Whatever can be said of the art can be said of the artist.
The question to ask of an abstract artist is not, “What is it?” but, “Is it you?”
The subject of a portrait is always an identifiable person.
1. Portraiture is the personality.
2. Half-length figure is the man.
3. Full-length figure is the man's occupation.
“The question arises, however; is the fastidiousness, the patient care of the artist, consistent with vagabondage? Should one not say the greater the stylist, the lesser the vagabond? He may save you soiling your fingers; but the real attractiveness of certain things is inseparable from their uncouthness, their downright ugliness. In fact, he seeks the elemental everywhere.”
A door locked from inside is all that separates one from homelessness.
William Kennedy, Ironweed: realistic fiction on a supernatural theme, "real" ghosts, ghosts a timeless tradition in literature, revised to put the homelessness into today's context.
“Spirit” is a disposition of the soul, its personality.
A ghost is a soul in limbo.
homeless = lost soul
posthumous fame
If life is theater, is it episodic, or climactic?
What was the tragic event in this man's life that led to a life of vagrancy?

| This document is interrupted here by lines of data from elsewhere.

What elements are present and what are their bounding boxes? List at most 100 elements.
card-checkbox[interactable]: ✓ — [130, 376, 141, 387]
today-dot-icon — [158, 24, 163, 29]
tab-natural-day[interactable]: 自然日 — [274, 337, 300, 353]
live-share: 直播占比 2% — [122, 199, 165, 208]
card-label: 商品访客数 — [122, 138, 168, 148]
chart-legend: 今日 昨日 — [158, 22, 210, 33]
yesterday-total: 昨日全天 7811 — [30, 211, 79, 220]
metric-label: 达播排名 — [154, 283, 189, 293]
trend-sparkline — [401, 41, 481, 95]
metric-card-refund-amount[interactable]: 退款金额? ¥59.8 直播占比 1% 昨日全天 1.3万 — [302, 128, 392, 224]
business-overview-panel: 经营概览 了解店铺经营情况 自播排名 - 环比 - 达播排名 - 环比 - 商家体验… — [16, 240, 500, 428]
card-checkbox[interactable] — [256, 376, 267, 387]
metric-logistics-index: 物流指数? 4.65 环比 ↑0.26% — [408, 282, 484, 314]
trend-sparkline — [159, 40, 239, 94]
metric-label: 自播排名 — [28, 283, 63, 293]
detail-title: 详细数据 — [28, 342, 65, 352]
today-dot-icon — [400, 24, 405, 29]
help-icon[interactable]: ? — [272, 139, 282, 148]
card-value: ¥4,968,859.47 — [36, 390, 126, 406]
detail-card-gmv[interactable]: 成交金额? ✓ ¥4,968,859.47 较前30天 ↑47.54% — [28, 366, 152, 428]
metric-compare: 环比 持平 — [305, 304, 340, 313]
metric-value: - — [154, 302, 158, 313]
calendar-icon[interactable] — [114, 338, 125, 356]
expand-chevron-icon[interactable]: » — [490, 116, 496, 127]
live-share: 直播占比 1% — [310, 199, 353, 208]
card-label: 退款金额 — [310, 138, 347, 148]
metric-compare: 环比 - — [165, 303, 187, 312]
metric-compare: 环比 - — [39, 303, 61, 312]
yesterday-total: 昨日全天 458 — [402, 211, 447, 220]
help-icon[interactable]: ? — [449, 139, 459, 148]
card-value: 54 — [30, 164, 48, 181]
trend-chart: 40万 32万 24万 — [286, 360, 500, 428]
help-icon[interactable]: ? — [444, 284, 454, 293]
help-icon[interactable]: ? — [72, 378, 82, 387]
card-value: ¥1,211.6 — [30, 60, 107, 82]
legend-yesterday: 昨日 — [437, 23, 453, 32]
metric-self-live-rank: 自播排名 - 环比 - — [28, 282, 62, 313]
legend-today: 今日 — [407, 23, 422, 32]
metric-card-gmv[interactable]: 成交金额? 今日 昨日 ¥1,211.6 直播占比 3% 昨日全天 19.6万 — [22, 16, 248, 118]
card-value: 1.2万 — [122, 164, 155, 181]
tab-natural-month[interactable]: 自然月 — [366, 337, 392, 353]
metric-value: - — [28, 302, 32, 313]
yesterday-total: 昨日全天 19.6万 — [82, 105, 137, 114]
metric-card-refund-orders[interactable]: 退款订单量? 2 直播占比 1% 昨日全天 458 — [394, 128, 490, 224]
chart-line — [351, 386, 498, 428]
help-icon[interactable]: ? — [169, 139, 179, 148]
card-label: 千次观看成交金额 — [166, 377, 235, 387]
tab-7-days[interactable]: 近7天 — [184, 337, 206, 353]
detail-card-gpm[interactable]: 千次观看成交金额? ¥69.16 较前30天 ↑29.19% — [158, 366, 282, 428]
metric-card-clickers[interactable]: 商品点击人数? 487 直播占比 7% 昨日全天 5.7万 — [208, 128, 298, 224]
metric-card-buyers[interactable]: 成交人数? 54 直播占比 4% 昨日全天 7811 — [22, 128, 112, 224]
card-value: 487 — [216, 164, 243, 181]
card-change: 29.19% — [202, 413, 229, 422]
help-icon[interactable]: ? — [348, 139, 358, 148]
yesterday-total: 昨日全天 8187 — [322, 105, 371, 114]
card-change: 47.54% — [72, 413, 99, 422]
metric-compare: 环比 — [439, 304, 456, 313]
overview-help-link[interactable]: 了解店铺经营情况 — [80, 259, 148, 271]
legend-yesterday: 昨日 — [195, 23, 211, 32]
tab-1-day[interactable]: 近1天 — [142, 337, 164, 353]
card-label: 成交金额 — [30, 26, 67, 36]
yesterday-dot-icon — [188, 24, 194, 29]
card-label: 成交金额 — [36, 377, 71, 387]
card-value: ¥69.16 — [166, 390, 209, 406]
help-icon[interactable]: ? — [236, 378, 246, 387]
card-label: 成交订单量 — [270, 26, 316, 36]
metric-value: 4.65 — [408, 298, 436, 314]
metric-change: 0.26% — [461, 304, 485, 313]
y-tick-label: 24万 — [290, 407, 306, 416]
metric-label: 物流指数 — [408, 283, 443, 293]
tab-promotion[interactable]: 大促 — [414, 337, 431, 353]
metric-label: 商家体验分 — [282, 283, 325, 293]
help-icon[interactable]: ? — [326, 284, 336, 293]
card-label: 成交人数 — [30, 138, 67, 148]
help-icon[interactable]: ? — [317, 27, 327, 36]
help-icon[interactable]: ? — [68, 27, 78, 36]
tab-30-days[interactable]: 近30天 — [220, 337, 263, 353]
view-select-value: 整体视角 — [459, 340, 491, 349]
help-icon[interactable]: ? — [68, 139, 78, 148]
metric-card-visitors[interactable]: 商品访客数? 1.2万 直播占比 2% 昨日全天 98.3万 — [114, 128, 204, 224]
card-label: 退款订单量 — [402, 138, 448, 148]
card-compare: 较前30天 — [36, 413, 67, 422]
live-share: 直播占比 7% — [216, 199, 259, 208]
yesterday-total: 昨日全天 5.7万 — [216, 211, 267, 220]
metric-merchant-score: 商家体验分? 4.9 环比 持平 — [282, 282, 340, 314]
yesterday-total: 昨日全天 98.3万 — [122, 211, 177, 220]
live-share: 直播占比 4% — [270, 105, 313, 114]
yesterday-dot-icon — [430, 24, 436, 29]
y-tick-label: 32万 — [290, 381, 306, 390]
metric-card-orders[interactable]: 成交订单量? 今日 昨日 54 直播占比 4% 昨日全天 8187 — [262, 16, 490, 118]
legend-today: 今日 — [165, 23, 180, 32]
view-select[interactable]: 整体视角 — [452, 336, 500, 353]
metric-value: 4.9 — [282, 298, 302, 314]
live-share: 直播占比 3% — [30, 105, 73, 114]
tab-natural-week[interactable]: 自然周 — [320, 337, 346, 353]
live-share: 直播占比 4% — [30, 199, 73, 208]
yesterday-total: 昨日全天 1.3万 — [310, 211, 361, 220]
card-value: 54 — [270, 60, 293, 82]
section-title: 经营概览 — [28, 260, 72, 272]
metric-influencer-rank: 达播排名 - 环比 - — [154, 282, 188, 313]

No one is born bad, but some are born with a defect.
Choice, or chance?
Nobody is innocent or guilty by chance.
Aristotle: The four types of cause are nature, necessity, chance, and human.
Three states of appetite: 1. Taste 2. Desire 3. Hunger
Free will is assent.
Determinism is having no choice.
A hero is a dead winner. The winner lives to boast. A loser plays for sympathy.
Sympathy for losing is more to be desired by some than winning.
Aristotle asserts that drunkenness is no excuse -but deserving of added punishment.
Aristotle also asserted that health, including mental health, is a personal responsibility.
“...and by the addition of small, particular, accessions not cognizable...” By degrees disease advances to the point of no return (sorites, literally "a heap," the proverbial last straw.)